Women, who tend to make households' majap purchasing decisions, appeared to have a stronger interest in "green" products than men (57 percent vs. 47 percent).

In addition, women are significantly more likely to purchase environmentally friendly products and more likely to be willing to pay a higher price for them, NPD said.

Energy Star-rated appliances were the third most used "green" products cited by consumers, following only recycled products (65 percent) and compact fluorescent lamp (CFL) bulbs (64 percent).

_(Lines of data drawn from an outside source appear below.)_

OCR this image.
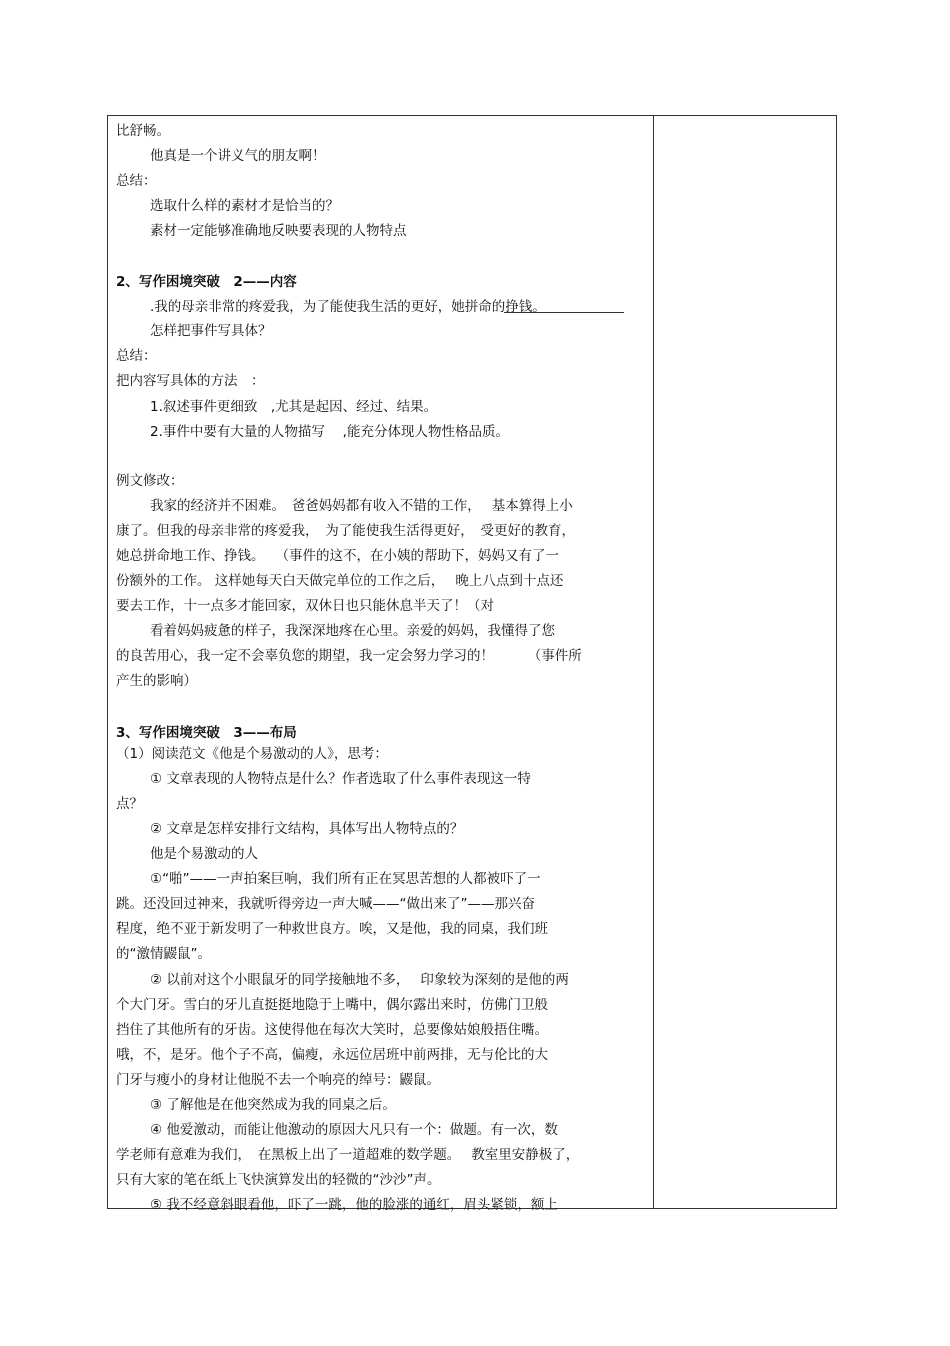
比舒畅。
他真是一个讲义气的朋友啊！
总结：
选取什么样的素材才是恰当的？
素材一定能够准确地反映要表现的人物特点
2、写作困境突破　2——内容
.我的母亲非常的疼爱我，为了能使我生活的更好，她拼命的挣钱。
怎样把事件写具体？
总结：
把内容写具体的方法　：
1.叙述事件更细致　,尤其是起因、经过、结果。
2.事件中要有大量的人物描写　 ,能充分体现人物性格品质。
例文修改：
我家的经济并不困难。　爸爸妈妈都有收入不错的工作，　 基本算得上小
康了。但我的母亲非常的疼爱我，　为了能使我生活得更好，　受更好的教育，
她总拼命地工作、挣钱。　 （事件的这不，在小姨的帮助下，妈妈又有了一
份额外的工作。 这样她每天白天做完单位的工作之后，　 晚上八点到十点还
要去工作，十一点多才能回家，双休日也只能休息半天了！（对
看着妈妈疲惫的样子，我深深地疼在心里。亲爱的妈妈，我懂得了您
的良苦用心，我一定不会辜负您的期望，我一定会努力学习的！　　　（事件所
产生的影响）
3、写作困境突破　3——布局
（1）阅读范文《他是个易激动的人》，思考：
① 文章表现的人物特点是什么？作者选取了什么事件表现这一特
点？
② 文章是怎样安排行文结构，具体写出人物特点的？
他是个易激动的人
①“啪”——一声拍案巨响，我们所有正在冥思苦想的人都被吓了一
跳。还没回过神来，我就听得旁边一声大喊——“做出来了”——那兴奋
程度，绝不亚于新发明了一种救世良方。唉，又是他，我的同桌，我们班
的“激情鼹鼠”。
② 以前对这个小眼鼠牙的同学接触地不多，　 印象较为深刻的是他的两
个大门牙。雪白的牙儿直挺挺地隐于上嘴中，偶尔露出来时，仿佛门卫般
挡住了其他所有的牙齿。这使得他在每次大笑时，总要像姑娘般捂住嘴。
哦，不，是牙。他个子不高，偏瘦，永远位居班中前两排，无与伦比的大
门牙与瘦小的身材让他脱不去一个响亮的绰号：鼹鼠。
③ 了解他是在他突然成为我的同桌之后。
④ 他爱激动，而能让他激动的原因大凡只有一个：做题。有一次，数
学老师有意难为我们，　在黑板上出了一道超难的数学题。　 教室里安静极了，
只有大家的笔在纸上飞快演算发出的轻微的“沙沙”声。
⑤ 我不经意斜眼看他，吓了一跳，他的脸涨的通红，眉头紧锁，额上
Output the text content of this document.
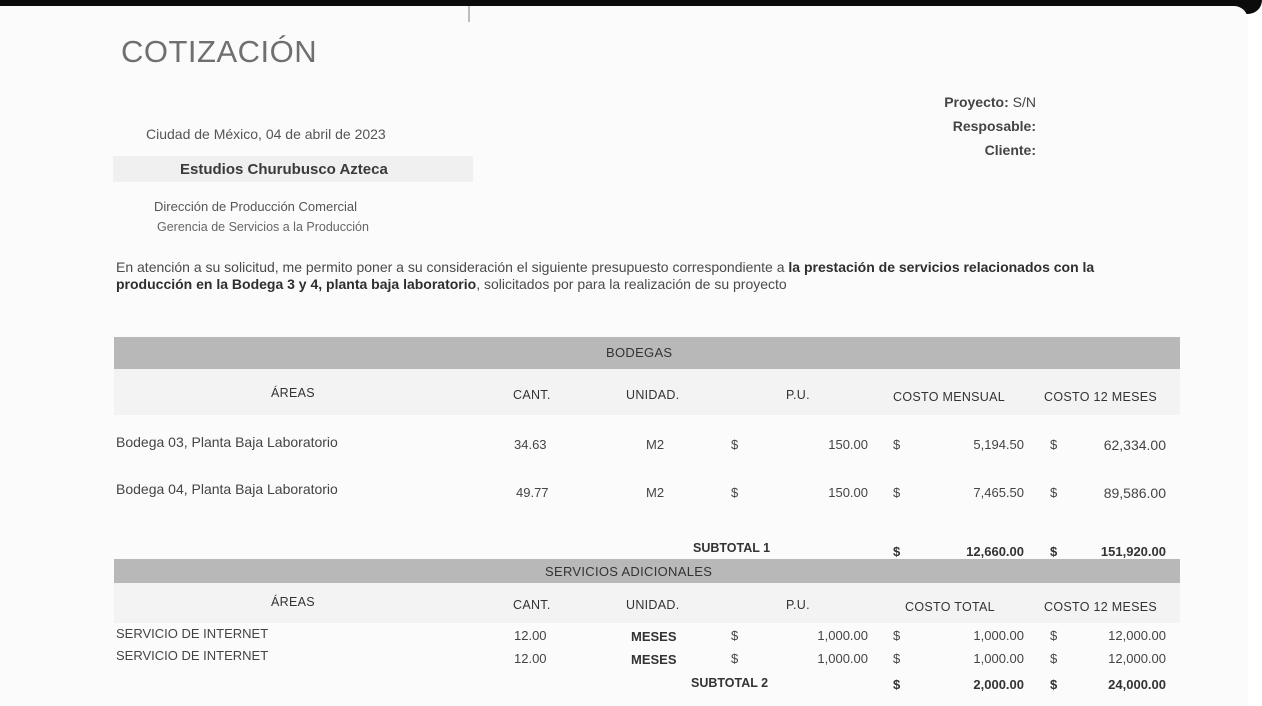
COTIZACIÓN
Ciudad de México, 04 de abril de 2023
Estudios Churubusco Azteca
Dirección de Producción Comercial
Gerencia de Servicios a la Producción
Proyecto: S/N
Resposable:
Cliente:
En atención a su solicitud, me permito poner a su consideración el siguiente presupuesto correspondiente a la prestación de servicios relacionados con la producción en la Bodega 3 y 4, planta baja laboratorio, solicitados por para la realización de su proyecto
BODEGAS
ÁREAS	CANT.	UNIDAD.	P.U.	COSTO MENSUAL	COSTO 12 MESES
Bodega 03, Planta Baja Laboratorio	34.63	M2	$	150.00 $	5,194.50 $	62,334.00
Bodega 04, Planta Baja Laboratorio	49.77	M2	$	150.00 $	7,465.50 $	89,586.00
SUBTOTAL 1	$	12,660.00 $	151,920.00
SERVICIOS ADICIONALES
ÁREAS	CANT.	UNIDAD.	P.U.	COSTO TOTAL	COSTO 12 MESES
SERVICIO DE INTERNET	12.00	MESES	$	1,000.00 $	1,000.00 $	12,000.00
SERVICIO DE INTERNET	12.00	MESES	$	1,000.00 $	1,000.00 $	12,000.00
SUBTOTAL 2	$	2,000.00 $	24,000.00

This suggests that consumers place an emphasis on environmentally friendly versions of products that seem to offer an immediate return on their investment.

"In a struggling economy, those products marketed as being environmentally friendly and saving consumers money will be the products that stand the best chance of growth in the long run," said Mark Delany, director of NPD's home division.

Whirlpool, the world's largest majap maker, concurs with that assessment and has taken steps to bring energy efficient features found in front load washers to the traditional top load configuration, which is still found in nearly 75 percent of American households.

"Whirlpool research shows that 59 percent of consumers list water and energy savings as primary washing machine purchase drivers," said Ellen Taaffe, the manufacturer's mass brands VP. What's more, according to the Home Improvement Research Institute, 78 percent of homeowners are interested in home improvements that will reduce household energy costs or utility bills.

"Whirlpool put our best product development teams and home economists to work on infusing efficiency features found in front loaders into top loaders," she said. "By creating new [high-efficiency] washers and offering Energy Star-qualified models in platforms consumers are comfortable with, we appeal to evolving needs and have seen an increase in our top load portfolio share, with Maytag and Whirlpool brand leading the way."

The company said its "full portfolio approach," which provides laundry options at price points for every income level, has given it a leading 20.7 percent share of the top-load category in the third quarter of 2008, up nearly 5 percentage points from the year-ago period, according to The Stevenson Company's TraQline data.

During the quarter, Maytag brand introduced the 4.7-cubic-foot-capacity Bravos washer, which qualifies at the highest energy-efficiency level in the industry (CEE Tier III) and currently found only in front load machines, the manufacturer said, delivering 70 percent water and 67 percent energy savings.

Whirlpool has also updated its Energy Star-qualified "Classic" top-load washer, which can reportedly save up to 250 gallons of water per week, with a new garnet red color option.